Smoking And Its Effect On Your Immune System (1)

How Do The Chemicals In Tobacco Smoke Impact The Immune System?

There are over 7000 different chemical compounds found in tobacco smoke.  They all have some influence on the body and the immune system, and they can have a negative effect on the body’s ability to fend off infection and disease.


Nicotine is the most recognizable chemical found in tobacco.  Not only is it recognized as being highly addictive, it also has proinflammatory and immunosuppressant properties.

Due to these properties, nicotine is able to reduce the body’s immune functions by affecting neutrophils and phagocytes.  A weakened immune system can increase the risk of a whole range of infections, diseases, and even cancers. 


Tobacco smoke makes a solid substance known as tar.  The tar from cigarette smoke is known for being full of carcinogens, and it can stain the tissue within the smoker’s lungs. 

Along with the other toxins in the tobacco smoke, the tar can damage antibodies, thus negatively affecting the body’s immune system.  

Oxidizing Chemicals

There are various oxidizing agents found in tobacco smoke such as perchloric acid, hydrogen peroxide, benzene, formaldehyde, and hydrogen cyanide. 

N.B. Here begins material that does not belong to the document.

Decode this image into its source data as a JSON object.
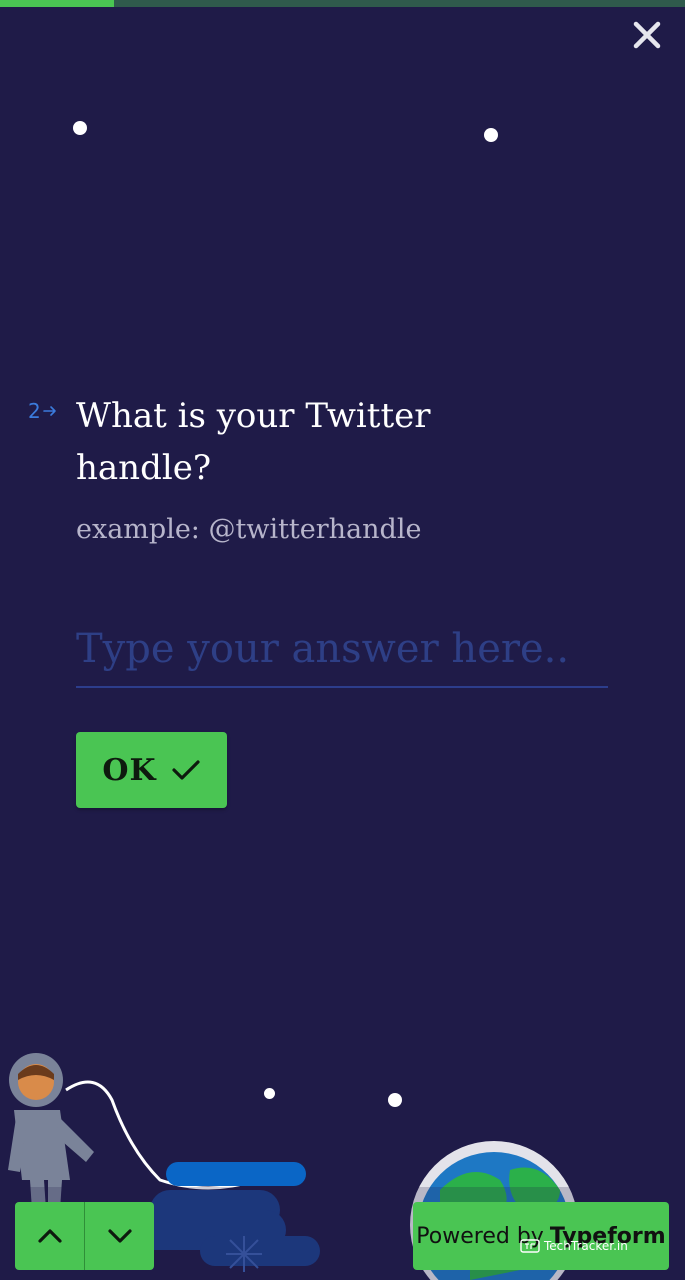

These chemicals are highly reactive, and they can cause massive damage to a smoker’s blood vessels and even their heart.  They can also lead to an increase in cholesterol levels and clog arteries.  This can lead to heart disease and even strokes.  

Carbon Monoxide 

Long term smoking can lead to a build up of carbon monoxide in the bloodstream, which replaces the oxygen in the blood.  This is tremendously dangerous and can be fatal. 

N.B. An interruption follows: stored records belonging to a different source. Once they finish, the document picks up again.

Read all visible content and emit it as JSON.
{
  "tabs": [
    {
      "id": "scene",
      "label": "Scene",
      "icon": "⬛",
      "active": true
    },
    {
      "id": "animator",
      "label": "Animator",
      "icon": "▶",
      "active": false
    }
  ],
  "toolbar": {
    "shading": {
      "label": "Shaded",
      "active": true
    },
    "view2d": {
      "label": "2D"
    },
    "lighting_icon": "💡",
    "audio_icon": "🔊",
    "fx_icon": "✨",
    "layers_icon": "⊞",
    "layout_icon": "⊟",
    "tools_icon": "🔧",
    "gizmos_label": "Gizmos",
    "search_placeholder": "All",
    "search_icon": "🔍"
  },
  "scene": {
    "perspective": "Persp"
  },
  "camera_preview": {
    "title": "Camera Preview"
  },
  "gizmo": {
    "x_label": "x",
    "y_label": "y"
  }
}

Once oxygen levels in the blood are compromised, less oxygen can get to the body’s vital organs.  This also compromises the body’s ability to fight off diseases and infections. 

Radioactive Compounds And Metals

Some of the compounds found in tobacco products are also radioactive.  Tobacco smoke contains particles of heavy metals such as arsenic, nickel, lead, and cobalt. 

Once these compounds enter the lungs, they can greatly increase the likelihood of contracting a lung infection. 

Tobacco Use And Autoimmune Disease

The wealth of dangerous chemicals found in tobacco smoke can function as a pathogen for various autoimmune diseases.  They can engage the development of antibodies, studies have shown. 

Thus, smokers are far more likely to develop autoimmune diseases such as rheumatoid arthritis.


Smoking tobacco products can significantly compromise the body’s immune system and therefore have a greater knock on effect on a smoker’s overall health.